Se non c'è prova sufficiente per sostenere due redazioni temporalmente disgiunte per cc. 5-18 e cc. 19-36 (riflettenti un'evoluzione di Remigio sulla questione), s'impone però il fatto che la sezione cc. 19-36 risponde al bisogno dell'autore di chiarire e precisare il proprio pensiero; questo non era adeguatamente espresso nella prima sezione, comunque poteva esser frainteso da chi avesse voluto trarre corollari specifici da una trattazione rapida e generale. Si ricordi: «ne credatur, propter ea que dicta sunt, necessario sic esse tenendum...» (c. 19,6-7). Il contesto, l'inclinazione del testo, la nuova prospettiva dottrinale risulterà evidente allo stesso lettore. Alla sequenza quasi meccanica delle auctoritates della prima sezione - cui nessuna interpretatio contesta l'implicita inclinazione alla ierocrazia illimitata - fa riscontro nella seconda sezione il vaglio delle auctoritates, l'introduzione delle distinzioni, l'esercizio dell'interpretatio dei testi; il tutto orientato a contenere esegesi ierocratiche. Vedi i casi della regalità temporale del Cristo, della nozione di vicario, dei testi di Bernardo da Clairvaux nei cc. 27 e 30. L'interlocutore di Remigio, almeno in questa sezione del trattato, è il sostenitore ad oltranza della teocrazia ierocratica; questi, all'occasione, svolge il ruolo di opponens nelle obiezioni. Il passo seguente, oltre a definire le intenzioni dell'autore, punta il dito - non senza acutezza - al centro ecclesiastico-politico che potrebbe presiedere a una dilatazione indebita delle prerogative papali. E se ne fa quasi argomento ex adversario:
Ex dictis igitur ipsorum paparum apparet quod papa non debet se de temporalibus que pertinent ad iudicium seculare intromictere principaliter et directe. Efficatia autem istius probationis ex quadruplici parte apparet, quasi ipsa veritate cogente eos sic dicere: tum quia locuntur contra auctoritatem suam; tum quia non est corum consuetudo sua iura velle diminuere sed potius augere, sicut apparet per multas decretales... (c. 21, 70-75).
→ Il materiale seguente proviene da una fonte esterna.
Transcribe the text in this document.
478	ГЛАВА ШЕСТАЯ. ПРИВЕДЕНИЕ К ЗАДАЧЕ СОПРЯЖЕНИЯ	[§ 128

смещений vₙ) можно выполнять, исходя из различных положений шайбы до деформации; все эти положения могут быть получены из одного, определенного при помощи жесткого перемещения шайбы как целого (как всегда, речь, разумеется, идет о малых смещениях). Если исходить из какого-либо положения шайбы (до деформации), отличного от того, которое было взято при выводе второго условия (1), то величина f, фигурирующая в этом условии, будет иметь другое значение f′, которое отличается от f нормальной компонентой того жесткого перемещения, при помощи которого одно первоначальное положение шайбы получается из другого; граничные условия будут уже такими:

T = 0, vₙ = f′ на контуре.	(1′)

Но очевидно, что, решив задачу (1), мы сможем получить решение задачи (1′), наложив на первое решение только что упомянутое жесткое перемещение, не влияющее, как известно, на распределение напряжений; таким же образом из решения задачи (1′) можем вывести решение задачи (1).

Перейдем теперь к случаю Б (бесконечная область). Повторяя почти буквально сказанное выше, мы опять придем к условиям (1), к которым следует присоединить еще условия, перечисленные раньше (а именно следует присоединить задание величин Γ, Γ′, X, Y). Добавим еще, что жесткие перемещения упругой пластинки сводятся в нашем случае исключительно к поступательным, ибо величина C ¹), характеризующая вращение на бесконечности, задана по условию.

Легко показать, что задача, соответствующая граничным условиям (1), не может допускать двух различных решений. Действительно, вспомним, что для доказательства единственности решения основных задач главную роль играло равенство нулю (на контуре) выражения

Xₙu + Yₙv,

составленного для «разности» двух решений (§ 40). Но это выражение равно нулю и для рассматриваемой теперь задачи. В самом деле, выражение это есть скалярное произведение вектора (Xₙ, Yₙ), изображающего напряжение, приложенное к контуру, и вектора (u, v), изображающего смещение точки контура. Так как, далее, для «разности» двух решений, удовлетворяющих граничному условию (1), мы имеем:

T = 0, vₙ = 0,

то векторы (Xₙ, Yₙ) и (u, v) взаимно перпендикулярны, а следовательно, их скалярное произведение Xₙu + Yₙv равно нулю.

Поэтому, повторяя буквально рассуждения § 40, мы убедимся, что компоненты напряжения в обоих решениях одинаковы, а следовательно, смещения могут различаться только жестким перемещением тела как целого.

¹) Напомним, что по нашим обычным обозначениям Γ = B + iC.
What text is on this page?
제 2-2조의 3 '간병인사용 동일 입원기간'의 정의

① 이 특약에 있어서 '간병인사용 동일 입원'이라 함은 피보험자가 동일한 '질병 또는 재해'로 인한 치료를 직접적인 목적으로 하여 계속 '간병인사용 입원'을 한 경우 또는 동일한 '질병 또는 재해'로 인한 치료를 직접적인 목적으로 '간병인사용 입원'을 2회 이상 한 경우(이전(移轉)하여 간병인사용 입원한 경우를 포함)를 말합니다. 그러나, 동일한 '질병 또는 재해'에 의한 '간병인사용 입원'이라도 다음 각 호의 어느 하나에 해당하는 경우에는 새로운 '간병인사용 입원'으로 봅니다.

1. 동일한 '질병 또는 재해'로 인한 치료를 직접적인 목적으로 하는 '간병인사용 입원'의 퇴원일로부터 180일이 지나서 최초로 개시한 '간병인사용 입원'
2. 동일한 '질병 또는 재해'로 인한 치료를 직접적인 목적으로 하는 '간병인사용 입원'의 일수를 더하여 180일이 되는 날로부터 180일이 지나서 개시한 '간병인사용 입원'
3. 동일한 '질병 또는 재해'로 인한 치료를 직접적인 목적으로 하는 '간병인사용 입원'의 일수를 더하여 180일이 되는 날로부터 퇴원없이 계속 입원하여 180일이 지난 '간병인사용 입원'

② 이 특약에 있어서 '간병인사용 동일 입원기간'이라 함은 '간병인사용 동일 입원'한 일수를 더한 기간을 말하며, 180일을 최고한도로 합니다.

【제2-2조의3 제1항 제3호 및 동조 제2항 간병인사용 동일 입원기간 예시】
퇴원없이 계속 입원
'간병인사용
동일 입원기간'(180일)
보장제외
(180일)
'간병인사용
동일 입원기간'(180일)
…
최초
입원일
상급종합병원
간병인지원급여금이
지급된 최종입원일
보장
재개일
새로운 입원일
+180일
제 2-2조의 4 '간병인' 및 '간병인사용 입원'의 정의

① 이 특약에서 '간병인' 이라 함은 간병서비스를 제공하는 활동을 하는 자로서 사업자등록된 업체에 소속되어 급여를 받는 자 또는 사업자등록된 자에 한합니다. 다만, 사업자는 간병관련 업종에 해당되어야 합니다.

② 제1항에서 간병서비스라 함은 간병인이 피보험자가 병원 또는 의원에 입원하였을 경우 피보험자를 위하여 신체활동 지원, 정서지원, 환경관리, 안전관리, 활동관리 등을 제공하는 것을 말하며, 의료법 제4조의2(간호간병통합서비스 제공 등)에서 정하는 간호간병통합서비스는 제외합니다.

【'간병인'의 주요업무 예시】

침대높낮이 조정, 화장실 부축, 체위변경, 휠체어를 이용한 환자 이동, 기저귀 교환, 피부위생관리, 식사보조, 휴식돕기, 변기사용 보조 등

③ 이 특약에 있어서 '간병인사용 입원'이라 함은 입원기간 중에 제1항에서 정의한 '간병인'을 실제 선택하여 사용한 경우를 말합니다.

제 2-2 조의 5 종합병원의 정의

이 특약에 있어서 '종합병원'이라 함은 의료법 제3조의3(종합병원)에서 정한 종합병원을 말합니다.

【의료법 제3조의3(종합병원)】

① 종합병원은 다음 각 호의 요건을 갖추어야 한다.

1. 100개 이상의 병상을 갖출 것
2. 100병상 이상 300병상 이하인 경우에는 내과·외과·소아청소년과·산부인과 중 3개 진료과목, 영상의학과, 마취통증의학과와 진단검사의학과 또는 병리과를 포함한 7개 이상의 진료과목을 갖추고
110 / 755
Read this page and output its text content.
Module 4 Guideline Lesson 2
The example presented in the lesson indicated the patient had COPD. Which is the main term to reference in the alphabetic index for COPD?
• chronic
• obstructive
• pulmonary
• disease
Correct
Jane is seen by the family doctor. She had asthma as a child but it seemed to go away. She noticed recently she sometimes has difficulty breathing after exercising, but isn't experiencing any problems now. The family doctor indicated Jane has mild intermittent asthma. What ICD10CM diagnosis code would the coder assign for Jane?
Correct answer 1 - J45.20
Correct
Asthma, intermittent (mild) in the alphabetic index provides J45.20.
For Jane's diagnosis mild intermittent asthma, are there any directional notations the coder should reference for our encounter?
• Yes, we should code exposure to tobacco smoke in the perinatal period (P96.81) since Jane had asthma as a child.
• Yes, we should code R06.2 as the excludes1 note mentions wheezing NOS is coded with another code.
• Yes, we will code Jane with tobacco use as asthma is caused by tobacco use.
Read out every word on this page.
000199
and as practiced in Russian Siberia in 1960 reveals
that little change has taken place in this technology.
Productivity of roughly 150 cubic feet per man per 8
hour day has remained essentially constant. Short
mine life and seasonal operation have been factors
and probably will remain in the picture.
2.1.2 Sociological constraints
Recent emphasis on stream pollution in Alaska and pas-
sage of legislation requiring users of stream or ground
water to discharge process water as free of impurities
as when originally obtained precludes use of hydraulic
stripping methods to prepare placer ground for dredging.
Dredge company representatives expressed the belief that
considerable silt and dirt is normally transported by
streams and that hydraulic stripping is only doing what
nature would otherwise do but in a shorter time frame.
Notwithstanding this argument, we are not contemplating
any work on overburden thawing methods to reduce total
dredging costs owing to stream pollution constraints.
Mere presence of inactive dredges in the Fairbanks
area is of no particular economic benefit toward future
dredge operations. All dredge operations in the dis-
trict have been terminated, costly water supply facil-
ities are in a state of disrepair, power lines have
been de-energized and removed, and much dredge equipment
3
Va però notato che nel tono del CF - come in molti sermoni su personaggi pubblici - prevale la cautela, la circospezione, quasi la premeditazione a dire senza esporsi. Si confronti con la franchezza, perfino l'audacia, dei confratelli e contemporanei Giovanni da Parigi (De potestate regia et papali, ed. J. Leclercq, Parigi 1942) e Pietro de la Palu (Tractatus de potestate pape, ed. P.T. Stella, Zurigo 1966).